'Congruent' Partitions of Polygons
Here is another polygon partitioning problem, a work-in-progress thought:
Problem: Given a polygon P and an number N. We need to cut from
P, N mutually congruent (*) pieces (or 'tiles')of a suitable shape such that the area inside P is as fully covered by the pieces as possible.
(*) - two polygons are congruent if one can be made to
coincide totally with the other by translation, rotation or 'flipping
over'.
Note 1: It is known that a convex polygon *need not* admit a partitioning into N congruent pieces which together cover the whole of its interior. eg:
http://domino.research.ibm.com/Comm/wwwr_ponder.nsf/challenges/December2003.html
(Part 2 of the 'challenge').
Guess: It seems this inevitability of there being a left-over (in some cases)is a 2D phenomenon. Any 3D input region appears cuttable into, say, 2 (or any N) identical and non-convex pieces which fill the whole of the input region in a very fractally way with dense and interpenetrating branches (somewhat like the two worms which eat up an anpple in Gamow's '1,2,3,infinity').
So, the problem requires us to choose the shape the identical pieces should have so
that as little area of the input polygon is left uncovered - or the
input sheet is as fully 'utilized' as possible.
-----------------
Further thoughts:
-----------------
1. Consider the following claim: for any N and for any input *convex* polygon, if we do the 'congruent partitioning' with the further condition that the identical pieces are also convex and find the best solution, it will also be the global optimum - ie. allowing the pieces to be concave leads to no better utilization of the input convex polygon.
This claim - that the best congruent partition of a convex polygon can be done with convex pieces - is *not true* it appears (thanks to Prof. Erich Friedman).
eg: Consider a 3X7 rectangle and remove a unit square from a corner; then form the *convex hull* of the resulting object, getting a pentagon or area 20.5. Out of this, an area of 20 can be filled by five L-tetrominoes - non convex objects. No convex congruent partition of this pentagon appears to leave such a small remainder.

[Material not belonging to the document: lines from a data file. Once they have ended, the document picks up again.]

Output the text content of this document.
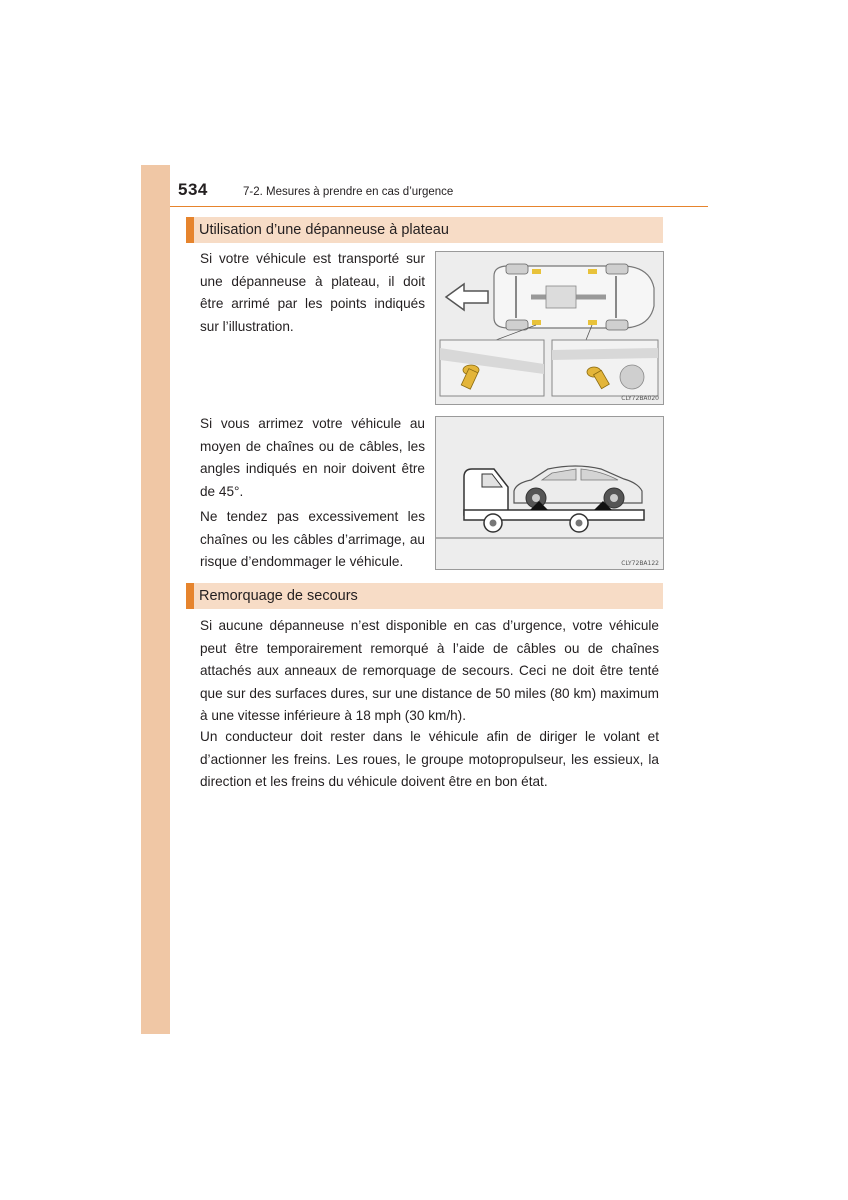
534	7-2. Mesures à prendre en cas d’urgence
Utilisation d’une dépanneuse à plateau

Si votre véhicule est transporté sur une dépanneuse à plateau, il doit être arrimé par les points indiqués sur l’illustration.

CLY72BA020

Si vous arrimez votre véhicule au moyen de chaînes ou de câbles, les angles indiqués en noir doivent être de 45°.

Ne tendez pas excessivement les chaînes ou les câbles d’arrimage, au risque d’endommager le véhicule.	CLY72BA122
Remorquage de secours

Si aucune dépanneuse n’est disponible en cas d’urgence, votre véhicule peut être temporairement remorqué à l’aide de câbles ou de chaînes attachés aux anneaux de remorquage de secours. Ceci ne doit être tenté que sur des surfaces dures, sur une distance de 50 miles (80 km) maximum à une vitesse inférieure à 18 mph (30 km/h).

Un conducteur doit rester dans le véhicule afin de diriger le volant et d’actionner les freins. Les roues, le groupe motopropulseur, les essieux, la direction et les freins du véhicule doivent être en bon état.
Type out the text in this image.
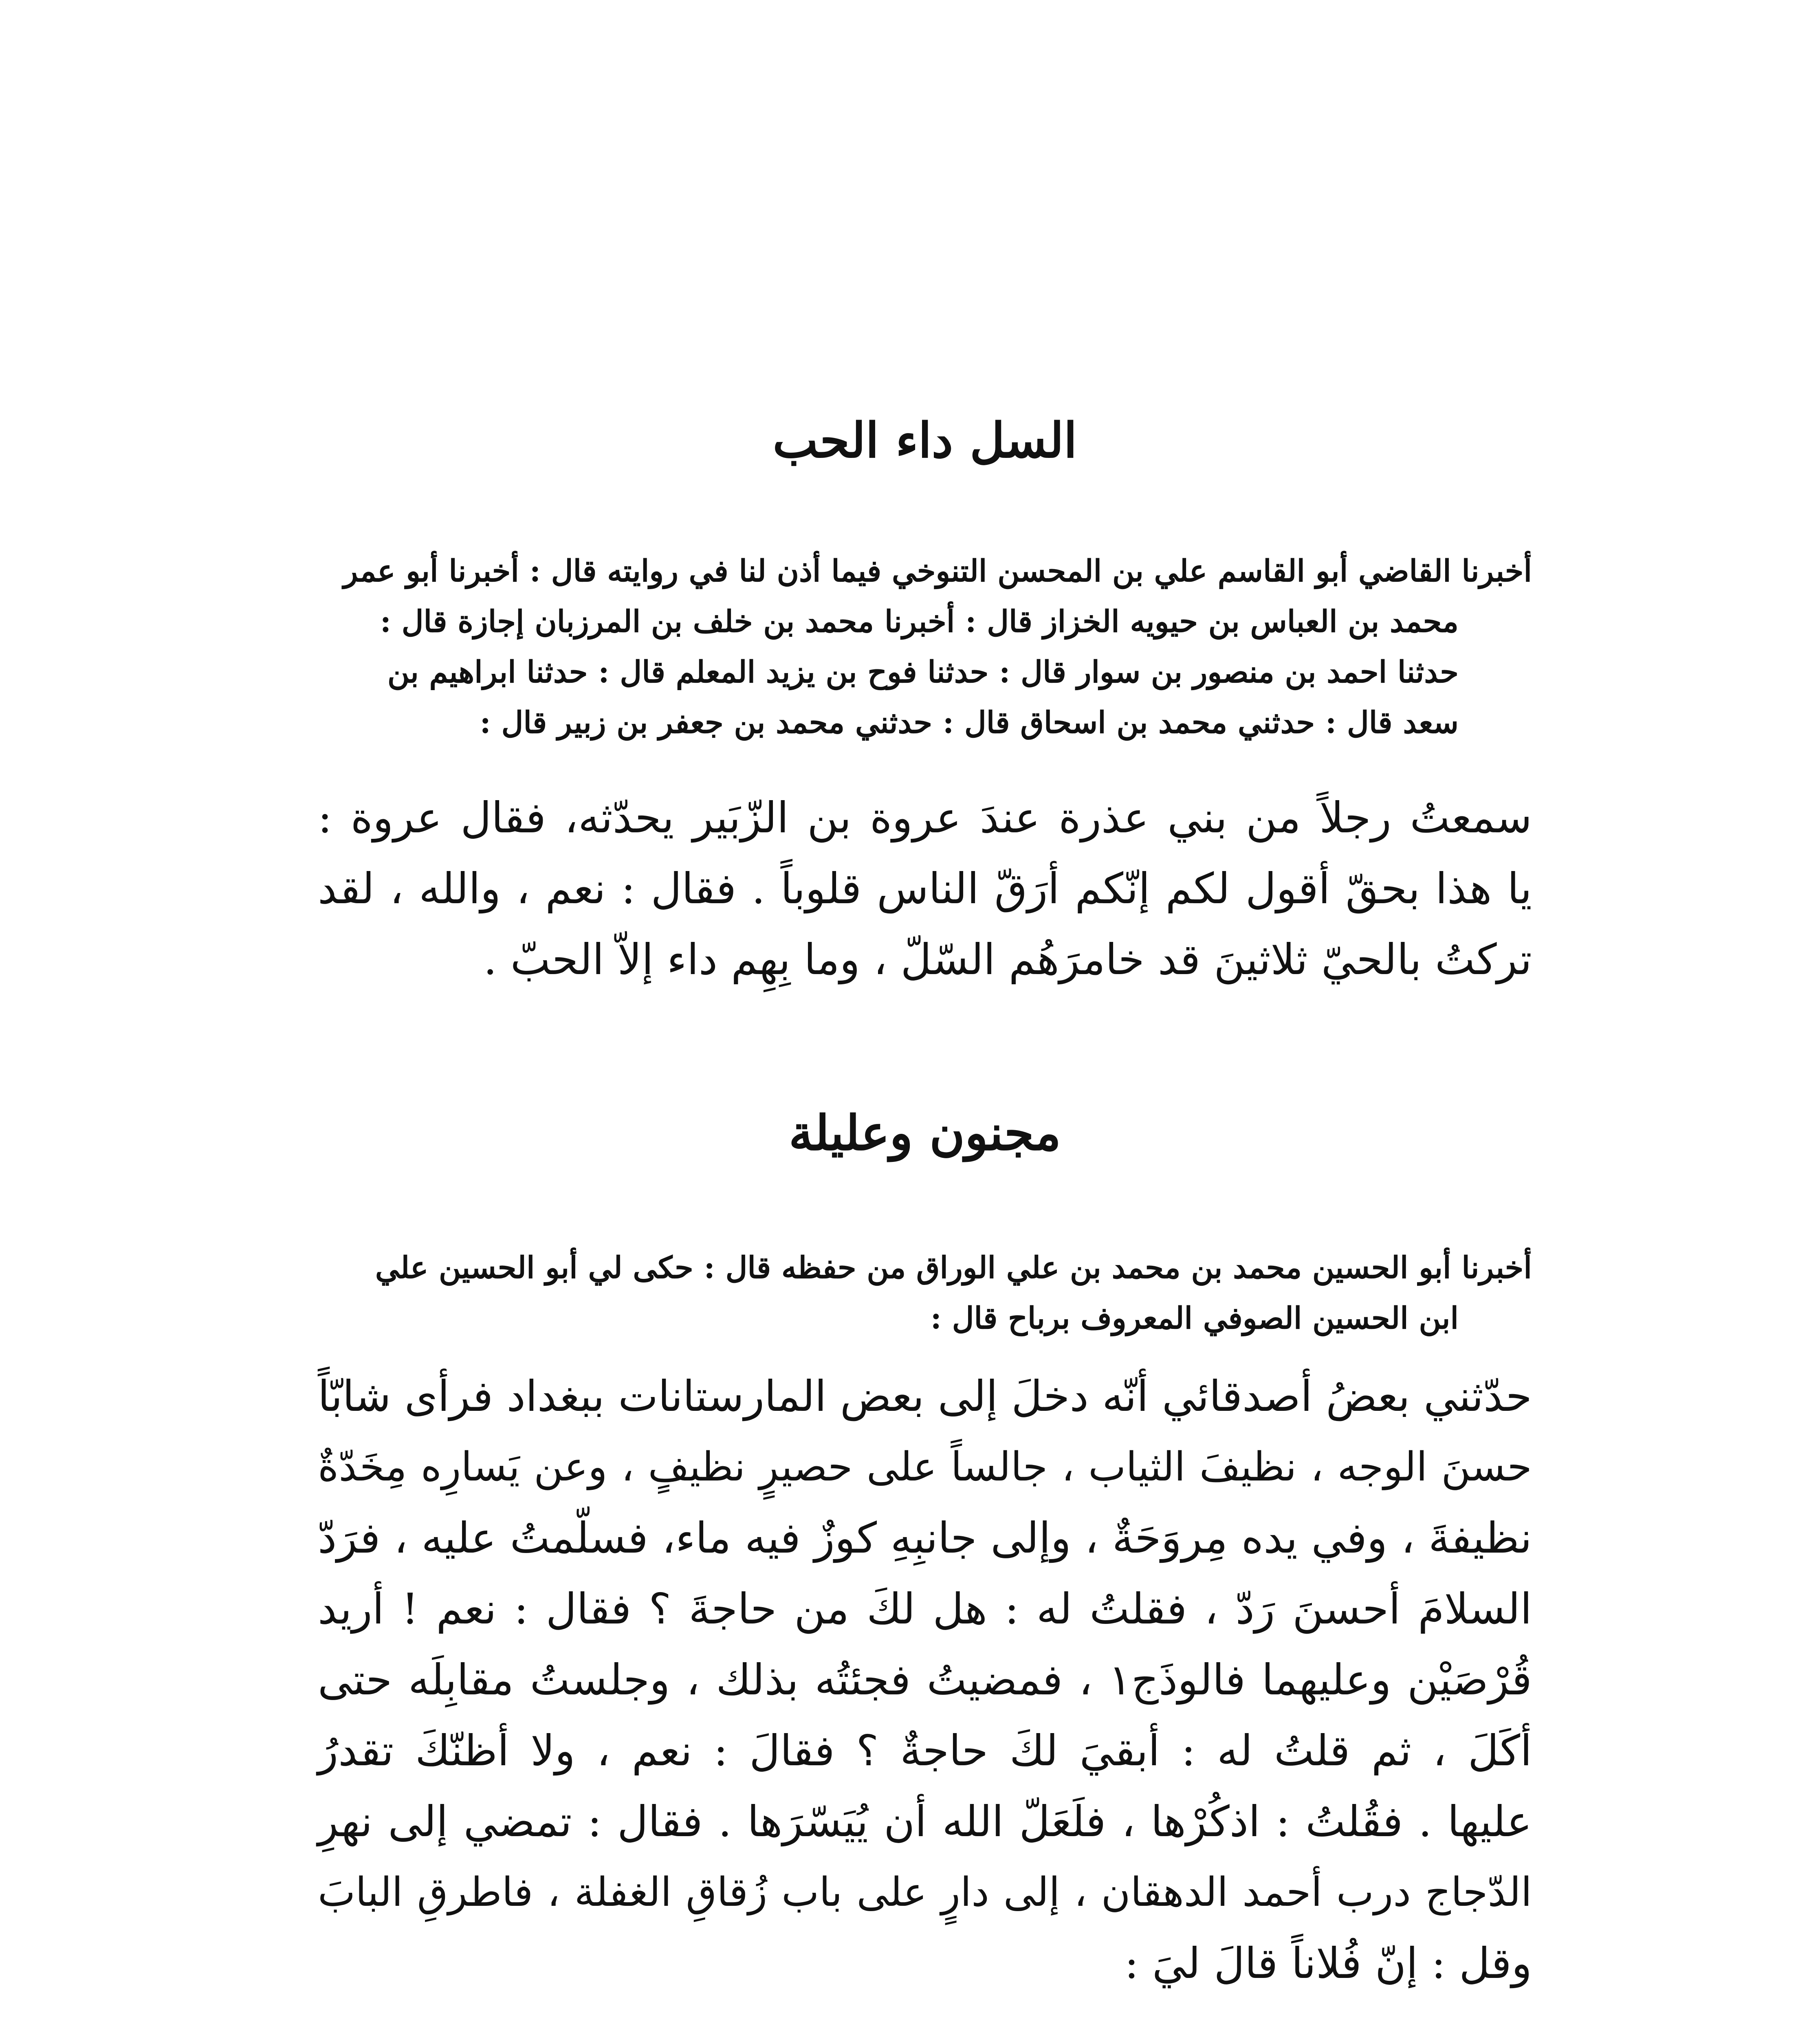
السل داء الحب
أخبرنا القاضي أبو القاسم علي بن المحسن التنوخي فيما أذن لنا في روايته قال : أخبرنا أبو عمر
محمد بن العباس بن حيويه الخزاز قال : أخبرنا محمد بن خلف بن المرزبان إجازة قال :
حدثنا احمد بن منصور بن سوار قال : حدثنا فوح بن يزيد المعلم قال : حدثنا ابراهيم بن
سعد قال : حدثني محمد بن اسحاق قال : حدثني محمد بن جعفر بن زبير قال :
سمعتُ رجلاً من بني عذرة عندَ عروة بن الزّبَير يحدّثه، فقال عروة :
يا هذا بحقّ أقول لكم إنّكم أرَقّ الناس قلوباً . فقال : نعم ، والله ، لقد
تركتُ بالحيّ ثلاثينَ قد خامرَهُم السّلّ ، وما بِهِم داء إلاّ الحبّ .
مجنون وعليلة
أخبرنا أبو الحسين محمد بن محمد بن علي الوراق من حفظه قال : حكى لي أبو الحسين علي
ابن الحسين الصوفي المعروف برباح قال :
حدّثني بعضُ أصدقائي أنّه دخلَ إلى بعض المارستانات ببغداد فرأى شابّاً
حسنَ الوجه ، نظيفَ الثياب ، جالساً على حصيرٍ نظيفٍ ، وعن يَسارِه مِخَدّةٌ
نظيفةَ ، وفي يده مِروَحَةٌ ، وإلى جانبِهِ كوزٌ فيه ماء، فسلّمتُ عليه ، فرَدّ
السلامَ أحسنَ رَدّ ، فقلتُ له : هل لكَ من حاجةَ ؟ فقال : نعم ! أريد
قُرْصَيْن وعليهما فالوذَج١ ، فمضيتُ فجئتُه بذلك ، وجلستُ مقابِلَه حتى
أكَلَ ، ثم قلتُ له : أبقيَ لكَ حاجةٌ ؟ فقالَ : نعم ، ولا أظنّكَ تقدرُ
عليها . فقُلتُ : اذكُرْها ، فلَعَلّ الله أن يُيَسّرَها . فقال : تمضي إلى نهرِ
الدّجاج درب أحمد الدهقان ، إلى دارٍ على باب زُقاقِ الغفلة ، فاطرقِ البابَ
وقل : إنّ فُلاناً قالَ ليَ :
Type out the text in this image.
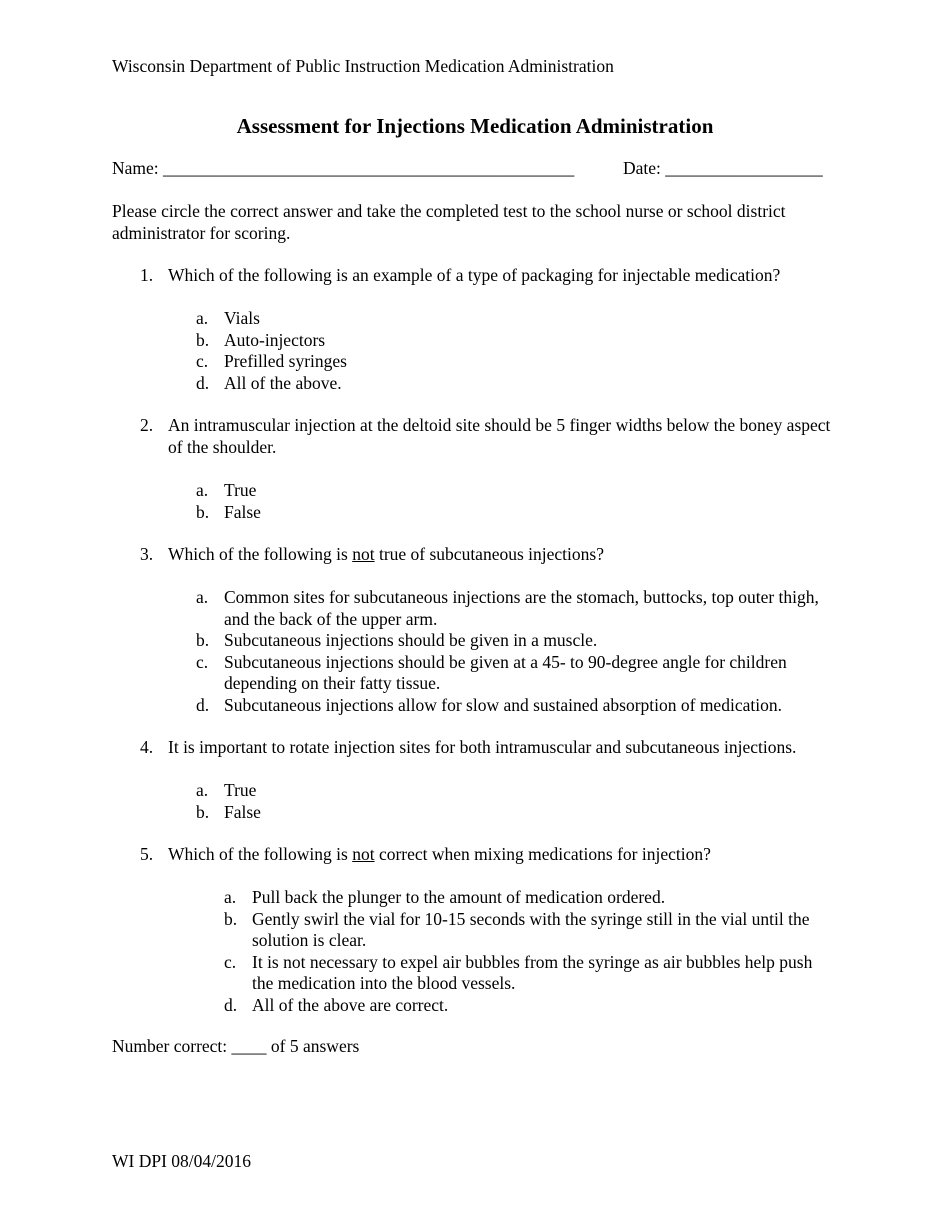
Wisconsin Department of Public Instruction Medication Administration
Assessment for Injections Medication Administration
Name: _______________________________________________	Date: __________________
Please circle the correct answer and take the completed test to the school nurse or school district administrator for scoring.
1. Which of the following is an example of a type of packaging for injectable medication?
a. Vials
b. Auto-injectors
c. Prefilled syringes
d. All of the above.
2. An intramuscular injection at the deltoid site should be 5 finger widths below the boney aspect of the shoulder.
a. True
b. False
3. Which of the following is not true of subcutaneous injections?
a. Common sites for subcutaneous injections are the stomach, buttocks, top outer thigh, and the back of the upper arm.
b. Subcutaneous injections should be given in a muscle.
c. Subcutaneous injections should be given at a 45- to 90-degree angle for children depending on their fatty tissue.
d. Subcutaneous injections allow for slow and sustained absorption of medication.
4. It is important to rotate injection sites for both intramuscular and subcutaneous injections.
a. True
b. False
5. Which of the following is not correct when mixing medications for injection?
a. Pull back the plunger to the amount of medication ordered.
b. Gently swirl the vial for 10-15 seconds with the syringe still in the vial until the solution is clear.
c. It is not necessary to expel air bubbles from the syringe as air bubbles help push the medication into the blood vessels.
d. All of the above are correct.
Number correct: ____ of 5 answers
WI DPI 08/04/2016
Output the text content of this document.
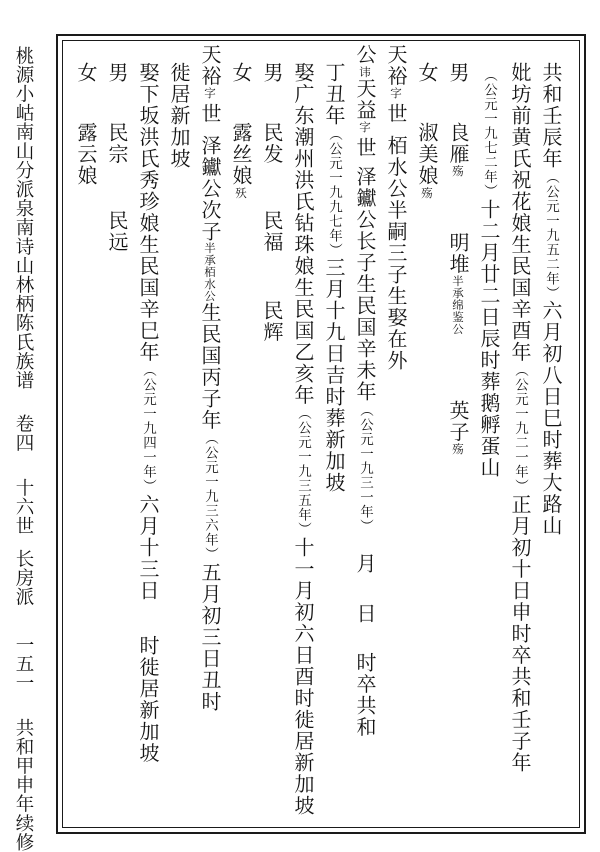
桃源小岵南山分派泉南诗山林柄陈氏族谱卷四十六世长房派一五一共和甲申年续修
共和壬辰年（公元一九五二年）六月初八日巳时葬大路山
妣坊前黄氏祝花娘生民国辛酉年（公元一九二一年）正月初十日申时卒共和壬子年
（公元一九七二年）十二月廿二日辰时葬鹅孵蛋山
男
良雁殇
明堆半承绵鉴公
英子殇
女
淑美娘殇
天裕字世栢水公半嗣三子生娶在外
公讳天益字世泽钀公长子生民国辛未年（公元一九三一年）月日时卒共和
丁丑年（公元一九九七年）三月十九日吉时葬新加坡
娶广东潮州洪氏钻珠娘生民国乙亥年（公元一九三五年）十一月初六日酉时徙居新加坡
男
民发
民福
民辉
女
露丝娘殀
天裕字世泽钀公次子半承栢水公生民国丙子年（公元一九三六年）五月初三日丑时
徙居新加坡
娶下坂洪氏秀珍娘生民国辛巳年（公元一九四一年）六月十三日时徙居新加坡
男
民宗
民远
女
露云娘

Now, we float a new guess: the complexity of the piece (measured in the number of edges in it) in the best congruent partition is not more than linear in the complexity of the input polygon (here, Circular arcs are treated as no more complex than straight lines). There *probably* is no dependence of the complexity of the piece on N, the number of pieces. Basically, the guess is that if the input polygon has a 'simple' shape, the pieces in the best congruent partition cannot be highly branched and complex but comparable in complexity to the input polygon itself, for any N.
-----
2.If we relax the original requirement - to give N mutually congruent tiles - and seek N mutually identical *sets of tiles* (every tile of any set i is congruent to a tile in any other set j as i and j run from 1 to N), with each tile-set allowed to have finitely many pieces, we can do better in terms of reducing leftover:
Fact: Any triangle can be cut into 4 mutually congruent triangles; and any polygon can be divided into triangles. Any m-gon will give m-2 triangles.
So, If N is 4, we can triangulate the (m-vertex) input polygon and further divide each triangle into 4 so as to achieve a partition into 4 tile-sets each with m-2 triangles. This is easily generalizable to N = any power of 2. No bit of the input polygon is wasted.
Definition: A polygon is n-sectible if it can be cut into n mutually congruent pieces.
If N=3, we could try this: Somehow partition the input polygon into *some* number of pieces (each of which may be quite different from each other) such that each of them is 3-sectible; that will in turn enable a partition into 3 mutually identical sets of pieces with no leftover.
Note 1: 3-sectibility is a very loose property and is shown by a wide range of shapes. And it is not clear if any given polygon *always* allows partitioning into 3-sectable pieces (or in general, partitioning into m-sectable pieces) with no leftover.
Note 2: Even the apparently simpler (to state) problem: "given a polygon, determine if it is 3-sectible" appears unexplored - although there is work on partitioning a polygon into 3 pieces all of same area and same perimeter (eg: in the 'fair partitioning' context).
Problem: Given a polygon P and an number N. We need to cut from
P, N mutually congruent (*) pieces (or 'tiles')of a suitable shape such that the area inside P is as fully covered by the pieces as possible.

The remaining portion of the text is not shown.